Aber wenn wir uns dem unmittelbaren Thema des Kapitels zuwenden, ist die kaiserliche Macht in den Händen der Heiden; und das Erste, was von dieser Macht berichtet wird, ist, dass sie benutzt wurde, um den Götzendienst aufzurichten – missbraucht, um dem Götzendienst einen Glanz zu verleihen, der in der alten Welt beispiellos war. Und das ist eine höchst demütigende Betrachtung: die offensichtliche Verbindung zwischen dem goldenen Götzen, den Nebukadnezar in der Ebene von Dura aufstellte, und dem Bild, das er in den Visionen der Nacht gesehen hatte.
Es ist wahr, dass das Bild, das er gemacht hatte, keine exakte Kopie war. Aber ist es nicht schwerwiegend, dass das Erste, was Nebukadnezar tut, soweit die Schrift es uns überliefert, der Befehl ist, ein goldenes Bild zu errichten, damit alle Völker, Nationen und Sprachen niederfallen und es anbeten können? Eines jedenfalls ist klar: Ob das goldene Haupt des großen Bildes den Gedanken nahegelegt hat oder nicht, es hat ihn jedenfalls nicht gehindert. Im Gegenteil, hier finden wir, dass die Autorität, die Gott in seine Hände gelegt hatte, zu diesem furchtbaren Gebrauch geführt hat. Der Grund, glaube ich, war Folgender: Nebukadnezar war ein Mann, der ebenso weise nach dem Fleisch wie eigensinnig war. Er stand ganz offensichtlich an einer Stelle, die noch nie ein Mensch zuvor eingenommen hatte.
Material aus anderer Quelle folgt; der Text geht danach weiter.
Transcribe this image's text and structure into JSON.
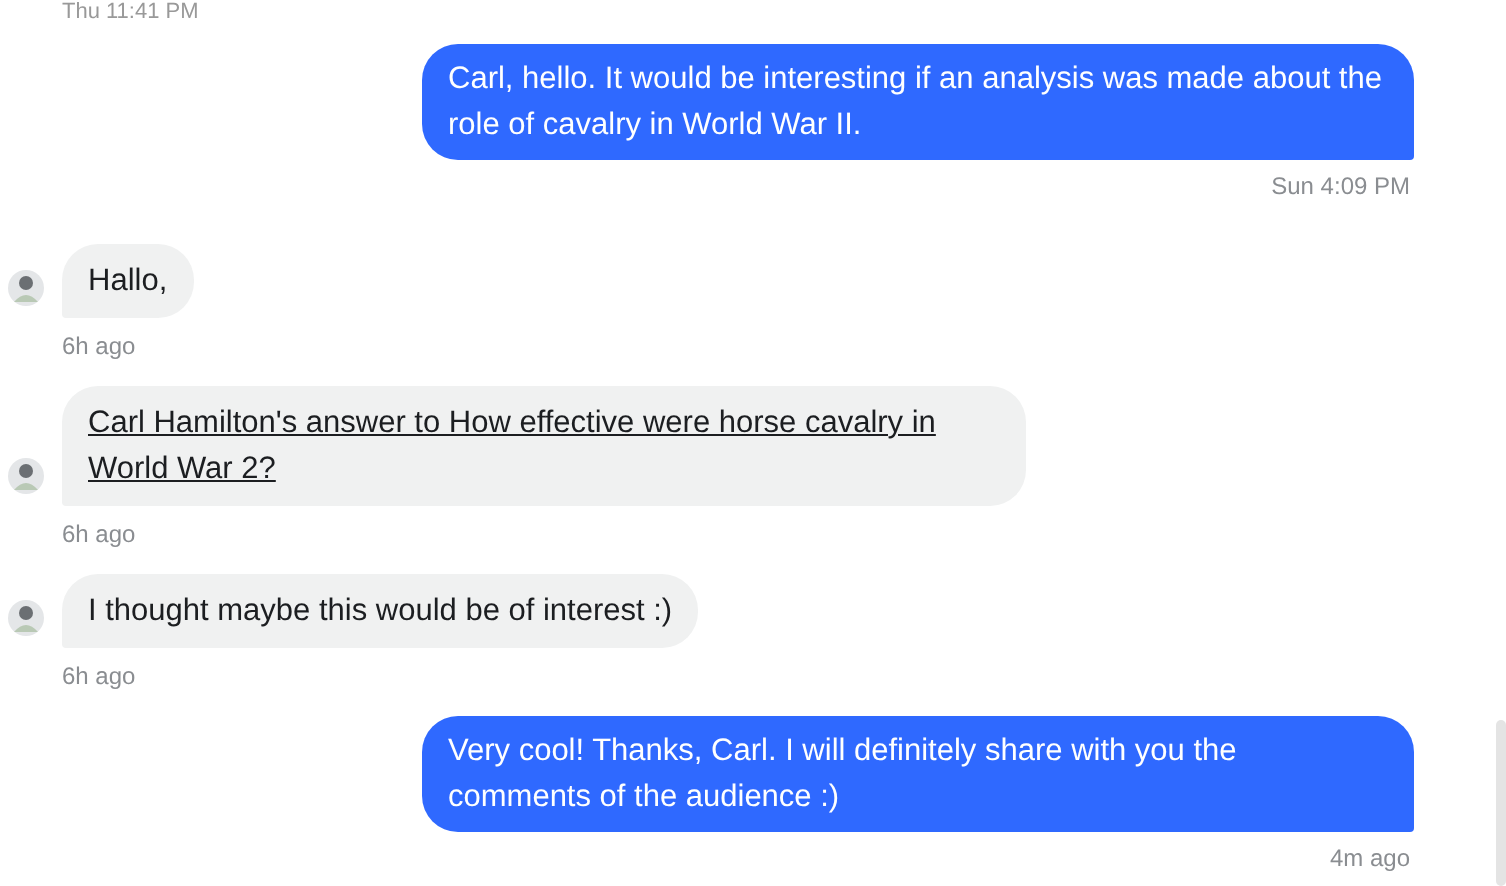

Er war nicht nur der Herrscher eines riesigen Reiches, sondern auch der absolute Herrscher über viele Reiche, die verschiedene Sprachen redeten und alle Arten von gegensätzlichen Gewohnheiten und Politiken hatten. Was sollte dann mit ihnen gemacht werden? Wie sollten all diese verschiedenen Nationen unter einem einzigen Oberhaupt gehalten und regiert werden? Es gibt einen Einfluss, der mächtiger ist als alles andere, der, wenn er gemeinsam ist, die Menschen eng aneinanderbindet; der aber, wenn er stört, im Gegenteil, mehr als alles andere, Menschen gegen Menschen, Häuser gegen Häuser, Kinder gegen Eltern und Eltern gegen Kinder, nein, Ehemänner und Ehefrauen gegeneinander aufhetzt. Es gibt keine soziale Verwerfung, die sich mit der vergleichen ließe, die durch einen Unterschied in der Religion hervorgerufen wird.
Um eine so große Gefahr abzuwenden, war daher die Einheit in der Religion die Maßnahme, die der Teufel dem politischen Chaldäer als sicherstes Band seines Reiches einflößte. Er musste einen gemeinsamen religiösen Einfluss haben, um die Herzen seiner Untertanen zusammenzuschweißen. Aller Wahrscheinlichkeit nach war es für ihn eine politische Notwendigkeit. Vereinige sie in der Anbetung, vereinige alle Herzen in der Verneigung vor ein und demselben Objekt, und es würde etwas geben, das die Hoffnung und die Möglichkeit geben würde, all diese verstreuten Fragmente zu einem Ganzen zusammenzuführen. Dementsprechend entwirft er die Idee des prächtigen Bildes aus Gold für die Ebene von Dura, in der Nähe der Hauptstadt des Reiches: Und dort ist es, dass er alle führenden Männer, die Satrapen, die Befehlshaber und die Statthalter, die Oberrichter, die Schatzmeister, die Gesetzeskundigen, die Rechtsgelehrten und alle Oberbeamten der Landschaften, alle in Macht und Autorität, zusammen zu kommen, um das Bild einzuweihen.